Although Amphastar Pharmaceuticals hasn’t been the highest-quality company lately, it historically found a few growth initiatives that worked out well. Its five-year average ROIC was 15.7%, impressive for a healthcare business.

Amphastar Pharmaceuticals Trailing 12-Month Return On Invested Capital

We like to invest in businesses with high returns, but the trend in a company’s ROIC is what often surprises the market and moves the stock price. On average, Amphastar Pharmaceuticals’s ROIC decreased by 3.9 percentage points annually each year over the last few years. We like what management has done in the past, but its declining returns are perhaps a symptom of fewer profitable growth opportunities.

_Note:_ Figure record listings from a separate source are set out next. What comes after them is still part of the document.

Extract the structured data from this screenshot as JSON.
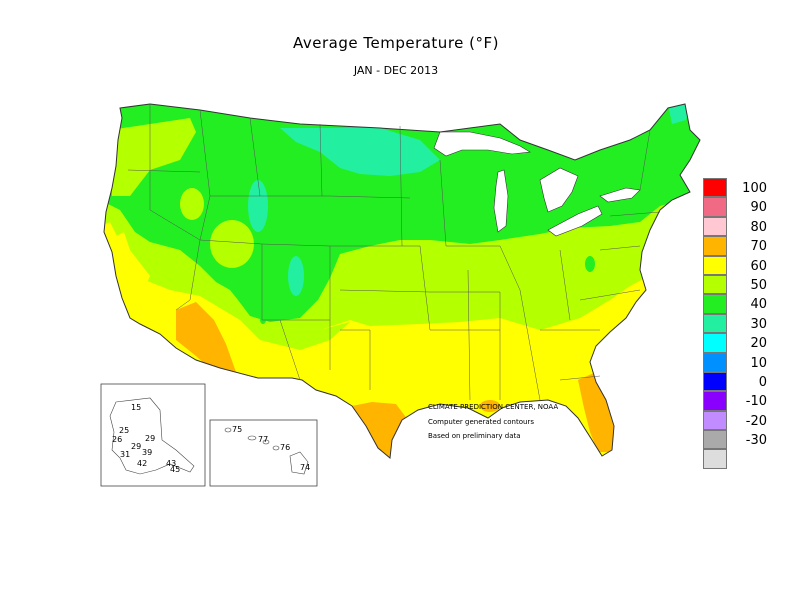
{
  "header": {
    "title": "Average Temperature (°F)",
    "subtitle": "JAN - DEC 2013"
  },
  "legend": {
    "items": [
      {
        "value": "100",
        "color": "#ff0000"
      },
      {
        "value": "90",
        "color": "#f06a85"
      },
      {
        "value": "80",
        "color": "#ffc8d2"
      },
      {
        "value": "70",
        "color": "#ffb400"
      },
      {
        "value": "60",
        "color": "#ffff00"
      },
      {
        "value": "50",
        "color": "#b4ff00"
      },
      {
        "value": "40",
        "color": "#22ee22"
      },
      {
        "value": "30",
        "color": "#22f0a0"
      },
      {
        "value": "20",
        "color": "#00ffff"
      },
      {
        "value": "10",
        "color": "#0090ff"
      },
      {
        "value": "0",
        "color": "#0000ff"
      },
      {
        "value": "-10",
        "color": "#8a00ff"
      },
      {
        "value": "-20",
        "color": "#c08cff"
      },
      {
        "value": "-30",
        "color": "#aaaaaa"
      },
      {
        "value": "",
        "color": "#dddddd"
      }
    ]
  },
  "credits": {
    "line1": "CLIMATE PREDICTION CENTER, NOAA",
    "line2": "Computer generated contours",
    "line3": "Based on preliminary data"
  },
  "alaska_labels": [
    "15",
    "25",
    "26",
    "29",
    "29",
    "39",
    "31",
    "42",
    "43",
    "45"
  ],
  "hawaii_labels": [
    "75",
    "77",
    "76",
    "74"
  ],
  "colors": {
    "band_50": "#b4ff00",
    "band_40": "#22ee22",
    "band_30": "#22f0a0",
    "band_60": "#ffff00",
    "band_70": "#ffb400",
    "water": "#ffffff",
    "borders": "#555555"
  }
}
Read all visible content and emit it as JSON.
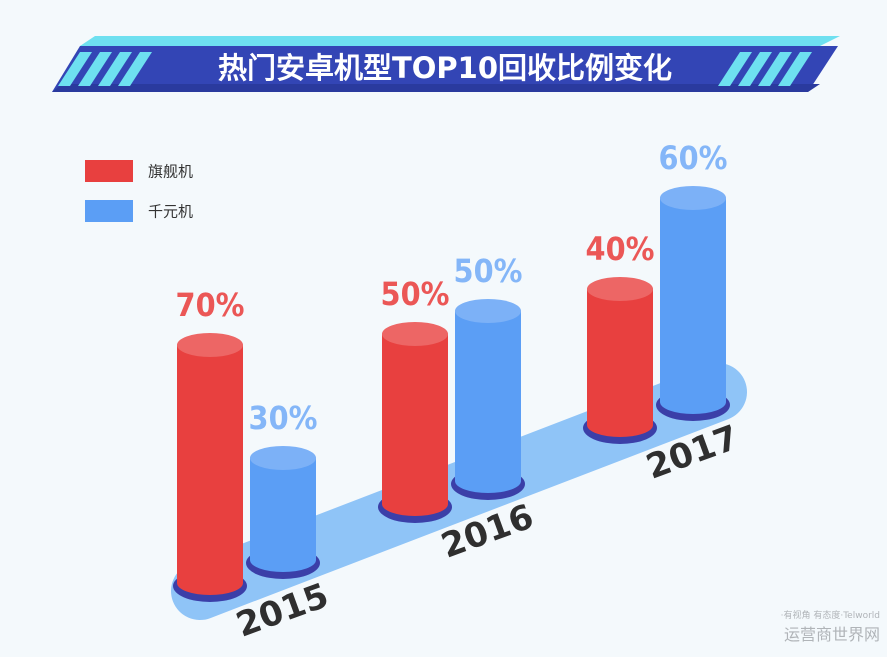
{
  "chart_data": {
    "type": "cylinder-bar",
    "title": "热门安卓机型TOP10回收比例变化",
    "categories": [
      "2015",
      "2016",
      "2017"
    ],
    "series": [
      {
        "name": "旗舰机",
        "color": "#e8403f",
        "values": [
          70,
          50,
          40
        ],
        "value_labels": [
          "70%",
          "50%",
          "40%"
        ]
      },
      {
        "name": "千元机",
        "color": "#5b9ef5",
        "values": [
          30,
          50,
          60
        ],
        "value_labels": [
          "30%",
          "50%",
          "60%"
        ]
      }
    ]
  },
  "watermark": {
    "logo": "运营商世界网",
    "tagline": "·有视角 有态度·Telworld"
  }
}
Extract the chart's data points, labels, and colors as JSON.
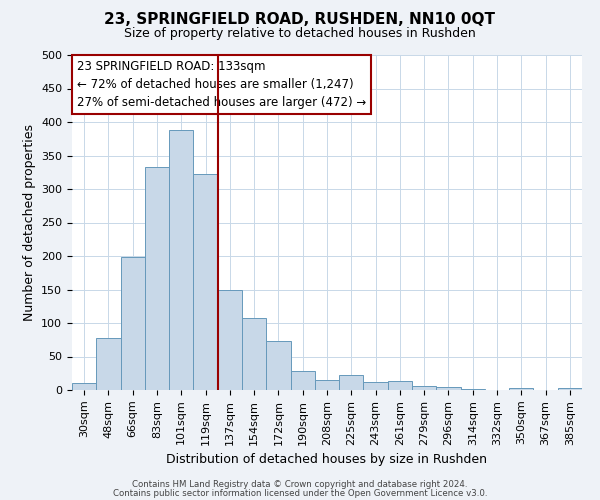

11. Key Takeaways from Amphastar Pharmaceuticals’s Q4 Results

We struggled to find many positives in these results. Its revenue missed and its EPS fell short of Wall Street’s estimates. Overall, this quarter could have been better. The stock traded down 11.7% to $23.38 immediately after reporting.

12. Is Now The Time To Buy Amphastar Pharmaceuticals?

Updated: February 26, 2026 at 5:27 PM EST

Before investing in or passing on Amphastar Pharmaceuticals, we urge you to understand the company’s business quality (or lack thereof), valuation, and the latest quarterly results - in that order.

Amphastar Pharmaceuticals’s business quality ultimately falls short of our standards. Although its revenue growth was solid over the last five years, it’s expected to deteriorate over the next 12 months and its subscale operations give it fewer distribution channels than its larger rivals. And while the company’s rising cash profitability gives it more optionality, the downside is its diminishing returns show management's prior bets haven't worked out.

Amphastar Pharmaceuticals’s P/E ratio based on the next 12 months is 7.5x. This valuation is reasonable, but the company’s shakier fundamentals present too much downside risk. We're pretty confident there are superior stocks to buy right now.

Wall Street analysts have a consensus one-year price target of $31.57 on the company (compared to the current share price of $23.38).

Although the price target is bullish, readers should exercise caution because analysts tend to be overly optimistic. The firms they work for, often big banks, have relationships with companies that extend into fundraising, M&A advisory, and other rewarding business lines. As a result, they typically hesitate to say bad things for fear they will lose out. We at StockStory do not suffer from such conflicts of interest, so we’ll always tell it like it is.